Eleven ETFs and four stocks make up this mosaic portfolio we title the "Holy Grail" portfolio. Establishing goals when constructing a portfolio requires assumptions based on the analysis tool used in the creation process. Guidelines for the "Holy Grail" portfolio begin with the following projections and historical data. 1) We assume the S&P 500 will increase by 7.0% over the next year. This assumption directly impacts the projected return for the "HG" portfolio. 2) Data used for the analysis will include the past three years. We could go back further, but the three-year time frame excludes the high of 2007.
The goals for the HG portfolio call for a correlation matrix that results in a diversification percentage of 40% or higher. The portfolio projected return will exceed the percentage projection of the S&P 500 by one percentage point. We seek a lower than average risk portfolio so the projected standard deviation or portfolio uncertainty will come in under 15%. The last requirement is to come up with a Return/Uncertainty ratio that will exceed 0.60.

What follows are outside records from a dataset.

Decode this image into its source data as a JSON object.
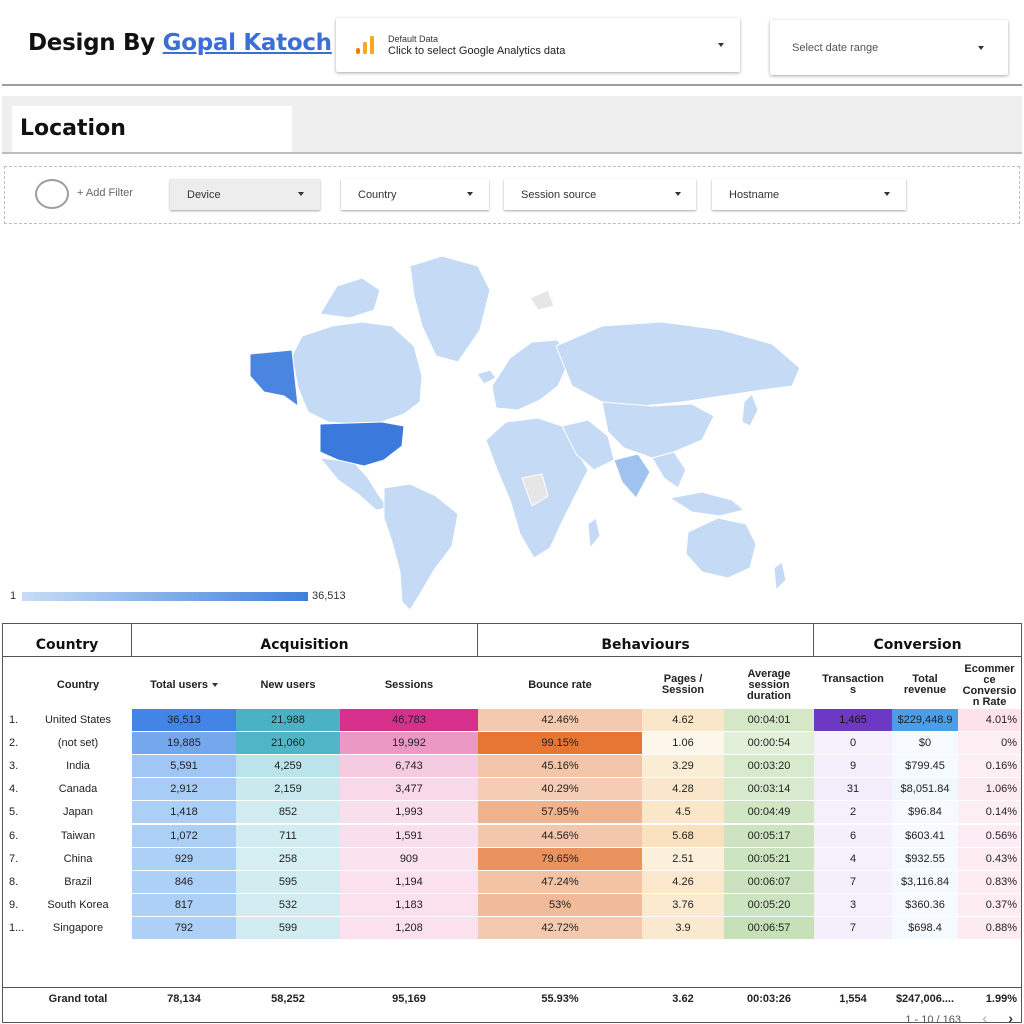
{
  "header": {
    "brand_prefix": "Design By ",
    "brand_link": "Gopal Katoch",
    "data_source": {
      "small": "Default Data",
      "main": "Click to select Google Analytics data",
      "icon": "analytics-bar-icon"
    },
    "date_range": {
      "label": "Select date range"
    }
  },
  "section": {
    "title": "Location"
  },
  "filters": {
    "add_filter": "+ Add Filter",
    "chips": [
      {
        "label": "Device"
      },
      {
        "label": "Country"
      },
      {
        "label": "Session source"
      },
      {
        "label": "Hostname"
      }
    ]
  },
  "map": {
    "legend_min": "1",
    "legend_max": "36,513",
    "low_color": "#c7ddf6",
    "high_color": "#3f7fdc"
  },
  "table": {
    "groups": {
      "country": "Country",
      "acquisition": "Acquisition",
      "behaviours": "Behaviours",
      "conversion": "Conversion"
    },
    "headers": {
      "country": "Country",
      "total_users": "Total users",
      "new_users": "New users",
      "sessions": "Sessions",
      "bounce_rate": "Bounce rate",
      "pages_session_1": "Pages /",
      "pages_session_2": "Session",
      "avg_1": "Average",
      "avg_2": "session",
      "avg_3": "duration",
      "trans_1": "Transaction",
      "trans_2": "s",
      "rev_1": "Total",
      "rev_2": "revenue",
      "ecom_1": "Ecommer",
      "ecom_2": "ce",
      "ecom_3": "Conversio",
      "ecom_4": "n Rate"
    },
    "rows": [
      {
        "idx": "1.",
        "country": "United States",
        "users": "36,513",
        "new_users": "21,988",
        "sessions": "46,783",
        "bounce": "42.46%",
        "pages": "4.62",
        "duration": "00:04:01",
        "transactions": "1,465",
        "revenue": "$229,448.9",
        "conversion": "4.01%"
      },
      {
        "idx": "2.",
        "country": "(not set)",
        "users": "19,885",
        "new_users": "21,060",
        "sessions": "19,992",
        "bounce": "99.15%",
        "pages": "1.06",
        "duration": "00:00:54",
        "transactions": "0",
        "revenue": "$0",
        "conversion": "0%"
      },
      {
        "idx": "3.",
        "country": "India",
        "users": "5,591",
        "new_users": "4,259",
        "sessions": "6,743",
        "bounce": "45.16%",
        "pages": "3.29",
        "duration": "00:03:20",
        "transactions": "9",
        "revenue": "$799.45",
        "conversion": "0.16%"
      },
      {
        "idx": "4.",
        "country": "Canada",
        "users": "2,912",
        "new_users": "2,159",
        "sessions": "3,477",
        "bounce": "40.29%",
        "pages": "4.28",
        "duration": "00:03:14",
        "transactions": "31",
        "revenue": "$8,051.84",
        "conversion": "1.06%"
      },
      {
        "idx": "5.",
        "country": "Japan",
        "users": "1,418",
        "new_users": "852",
        "sessions": "1,993",
        "bounce": "57.95%",
        "pages": "4.5",
        "duration": "00:04:49",
        "transactions": "2",
        "revenue": "$96.84",
        "conversion": "0.14%"
      },
      {
        "idx": "6.",
        "country": "Taiwan",
        "users": "1,072",
        "new_users": "711",
        "sessions": "1,591",
        "bounce": "44.56%",
        "pages": "5.68",
        "duration": "00:05:17",
        "transactions": "6",
        "revenue": "$603.41",
        "conversion": "0.56%"
      },
      {
        "idx": "7.",
        "country": "China",
        "users": "929",
        "new_users": "258",
        "sessions": "909",
        "bounce": "79.65%",
        "pages": "2.51",
        "duration": "00:05:21",
        "transactions": "4",
        "revenue": "$932.55",
        "conversion": "0.43%"
      },
      {
        "idx": "8.",
        "country": "Brazil",
        "users": "846",
        "new_users": "595",
        "sessions": "1,194",
        "bounce": "47.24%",
        "pages": "4.26",
        "duration": "00:06:07",
        "transactions": "7",
        "revenue": "$3,116.84",
        "conversion": "0.83%"
      },
      {
        "idx": "9.",
        "country": "South Korea",
        "users": "817",
        "new_users": "532",
        "sessions": "1,183",
        "bounce": "53%",
        "pages": "3.76",
        "duration": "00:05:20",
        "transactions": "3",
        "revenue": "$360.36",
        "conversion": "0.37%"
      },
      {
        "idx": "1...",
        "country": "Singapore",
        "users": "792",
        "new_users": "599",
        "sessions": "1,208",
        "bounce": "42.72%",
        "pages": "3.9",
        "duration": "00:06:57",
        "transactions": "7",
        "revenue": "$698.4",
        "conversion": "0.88%"
      }
    ],
    "total": {
      "label": "Grand total",
      "users": "78,134",
      "new_users": "58,252",
      "sessions": "95,169",
      "bounce": "55.93%",
      "pages": "3.62",
      "duration": "00:03:26",
      "transactions": "1,554",
      "revenue": "$247,006....",
      "conversion": "1.99%"
    },
    "pager": {
      "range": "1 - 10 / 163",
      "prev": "‹",
      "next": "›"
    }
  }
}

Below are the ticker symbols and the percentages allocated to each investment. Several decisions were made during the development of the HG portfolio. No bonds were included as we anticipate interest rates will rise as will inflation. In light of that thinking we omitted bond ETFs and included 10% in TIP. The hedge against inflation resulted in the inclusion of DBC, GLD and SLV. The ultra-short SDS ETF is included as another hedge or buffer based on the current high market. While this is normally used as a trading tool, it is included in this portfolio to moderate the projected uncertainty. The four individual stocks, Abbott (ABT), Procter and Gamble (PG), Clorox (CLX) and Annaly Capital Management (NLY) also serve a similar role in this mosaic portfolio.
Running an analysis through 5/5/2011, the above portfolio has a projected return of 8.4% so it exceeds our goal of besting the S&P 500 by more than one percentage point. The projected risk or uncertainty is a low 12.8% or well below our 15% reference point. This gives rise to a Return/Uncertainty ratio of 0.66 or above the 0.60 standard. One last goal to surpass is the diversification percentage of 40% and the HG tops that hurdle by 4% points.
Below is a data table showing possible buying opportunities or guidelines for purchase. Using reversion to the mean analysis, historical data and future projections are analyzed to come up with a Delta Index.
Even though the Delta Index calls for selling a number of the above assets at this time, the combination of ETFs and individual stocks project returns superior to the S&P 500 over the next year.
Disclosure: I am long VTI, VWO, VNQ, RWX, DBC, GLD, SLV, TIP, ABT, PG, NLY, SDS.